Finding motifs in SeqAn.
Motifs are short sequence patterns of biological significance in either DNA, RNA or protein sequences. The discovery of such motifs is an important task in molecular biology. The characterization and localization of motifs is a fundamental approach to a better understanding of the structure, function and evolutionary relationships of the corresponding genes or proteins.
The Motif Finder, consisting of the class MotifFinder and the function findMotif, provides four different motif finding algorithms, the two heuristic algorithms, PROJECTION and ePatternBranching, and the two exact algorithms, PMS1 and PMSP. In the following, the tutorial will shortly explain the structure of MotifFinder and findMotif and give some instructions on how to apply them in order to start a motif search.
The MotifFinder class template holds the parameters used for running the appropriate motif search algorithm, and furthermore serves to store some useful information about each of the motifs discovered by the algorithm, including the pattern of the found motif and its corresponding score which is the number of query sequences containing a motif instance.
MotifFinder has two template parameters represented by
TSeqType and TAlgorithm.
The first template parameter TSeqType determines the type of sequences to be analyzed.
Two possible types of sequences are, for example, Dna and protein sequences.
MotifFinder<AminoAcid, TAlgorithm> finder;
The second template parameter
TAlgorithm specifies the desired motif search algorithm for finding motifs in a set of
sequences. Four different motif finding algorithms are available: Projection,
ePatternBranching, PMS1 and PMSP. Depending on the chosen parameter TAlgorithm
there are different MotifFinder constructors with different arguments.
The Projection Motif Finder denotes the partial specialized MotifFinder with Projection as second template parameter.
The PROJECTION algorithm of Buhler and Tompa is a randomized algorithm which does not guarantee that the unknown motif will be found every time. The chance of success can be increased by performing a large number of independent trials to generate multiple guesses. In each trial, the implemented PROJECTION algorithm makes a preselection of sets of length-
called l-mers which are likely to be a collection of motif instances and refines them by using the EM algorithm of Bailey
and Elkan. In addition to the basic parameters t (number of query sequences), l (length of motif),
m_total (total number of possible l-mers ( m_total = t*(n-l+1), if all sequences have the same sequence length)),
d (number of substitutions) and the boolean parameter is_exact (size of Hamming distance), PROJECTION has the three key
parameters k (projection size), s (bucket threshold) and tr (number of independent trials).

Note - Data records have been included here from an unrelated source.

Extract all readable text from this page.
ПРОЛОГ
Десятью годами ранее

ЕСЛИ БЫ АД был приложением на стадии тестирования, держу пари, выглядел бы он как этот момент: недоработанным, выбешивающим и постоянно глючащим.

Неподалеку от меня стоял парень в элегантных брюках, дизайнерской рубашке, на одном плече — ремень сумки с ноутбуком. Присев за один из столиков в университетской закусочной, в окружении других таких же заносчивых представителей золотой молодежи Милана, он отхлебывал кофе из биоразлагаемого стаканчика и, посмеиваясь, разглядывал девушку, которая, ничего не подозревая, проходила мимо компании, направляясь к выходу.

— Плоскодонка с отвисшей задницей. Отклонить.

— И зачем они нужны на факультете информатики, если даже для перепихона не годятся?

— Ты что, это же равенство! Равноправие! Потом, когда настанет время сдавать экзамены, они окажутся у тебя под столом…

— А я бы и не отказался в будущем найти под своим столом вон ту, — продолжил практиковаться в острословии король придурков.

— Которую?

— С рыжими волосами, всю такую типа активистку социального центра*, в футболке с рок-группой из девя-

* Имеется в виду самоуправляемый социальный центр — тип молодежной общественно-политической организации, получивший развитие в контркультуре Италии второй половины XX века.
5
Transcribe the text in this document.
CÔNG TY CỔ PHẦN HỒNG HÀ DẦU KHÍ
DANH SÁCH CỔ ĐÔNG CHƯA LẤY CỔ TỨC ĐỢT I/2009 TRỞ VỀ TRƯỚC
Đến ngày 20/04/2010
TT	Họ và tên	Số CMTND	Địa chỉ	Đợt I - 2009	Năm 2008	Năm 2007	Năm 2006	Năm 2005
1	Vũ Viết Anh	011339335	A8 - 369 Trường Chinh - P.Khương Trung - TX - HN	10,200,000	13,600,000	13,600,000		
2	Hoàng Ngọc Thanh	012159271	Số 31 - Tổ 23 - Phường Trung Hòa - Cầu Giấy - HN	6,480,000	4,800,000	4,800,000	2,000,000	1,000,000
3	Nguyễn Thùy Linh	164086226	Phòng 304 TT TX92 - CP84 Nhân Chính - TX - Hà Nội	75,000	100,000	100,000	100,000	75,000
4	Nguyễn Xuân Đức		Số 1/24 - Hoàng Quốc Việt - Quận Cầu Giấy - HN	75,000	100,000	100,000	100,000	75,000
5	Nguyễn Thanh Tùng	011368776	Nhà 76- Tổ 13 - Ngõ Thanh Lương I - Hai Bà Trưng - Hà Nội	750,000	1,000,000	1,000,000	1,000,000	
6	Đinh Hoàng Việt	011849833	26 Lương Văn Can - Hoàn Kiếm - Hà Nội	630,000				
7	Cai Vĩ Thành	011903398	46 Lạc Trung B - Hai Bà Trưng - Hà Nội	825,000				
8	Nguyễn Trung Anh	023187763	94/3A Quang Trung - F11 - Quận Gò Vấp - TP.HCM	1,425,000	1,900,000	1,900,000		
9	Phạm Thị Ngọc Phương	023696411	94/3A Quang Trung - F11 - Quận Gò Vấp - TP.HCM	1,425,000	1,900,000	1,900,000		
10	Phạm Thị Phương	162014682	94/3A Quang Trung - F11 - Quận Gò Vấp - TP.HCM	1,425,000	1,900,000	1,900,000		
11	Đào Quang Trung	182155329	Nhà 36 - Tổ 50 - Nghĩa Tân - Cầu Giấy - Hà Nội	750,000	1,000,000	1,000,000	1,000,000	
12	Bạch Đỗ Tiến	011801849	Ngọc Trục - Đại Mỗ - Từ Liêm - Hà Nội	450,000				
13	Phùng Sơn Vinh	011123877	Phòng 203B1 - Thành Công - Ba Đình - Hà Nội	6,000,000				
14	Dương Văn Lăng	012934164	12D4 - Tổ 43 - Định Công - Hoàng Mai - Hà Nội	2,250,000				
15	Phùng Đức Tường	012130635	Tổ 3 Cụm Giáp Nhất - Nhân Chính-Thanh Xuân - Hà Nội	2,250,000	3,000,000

MotifFinder<TSeqType, Projection> finder(t,l,m_total,d,is_exact);
MotifFinder<TSeqType, Projection> finder(t,l,m_total,d,is_exact,k,s,tr);
The Projection Motif Finder provides different constructors as shown above. When creating a Projection Motif Finder object by calling the constructor without the key parameters
k, s and tr
as constructor arguments the key parameters are internally computed.
The ePatternBranching Motif Finder denotes the partial specialized MotifFinder with EPatternBranching as second template parameter.
The ePatternBranching algorithm of Davila and Rajasekaran is an extended version of the well-known heuristic PatternBranching algorithm. This pattern-based algorithm searches in the space of possible motifs. Starting from each
l-mer x in the
input sequences, the algorithm iteratively searches around the vicinities of x and finds the best neighbors by applying
the function bestNeighbors which selects at the end of each step those patterns from the set of best neighbors that
fulfill a particular condition and that are therefore qualified for being a motif instance. In its efficient version,
ePatternBranching first generates all patterns in the Hamming distance h-neighborhood of x. h is an integer value
passed as an input argument to the algorithm and represents the size of the neighborhood which is processed at first.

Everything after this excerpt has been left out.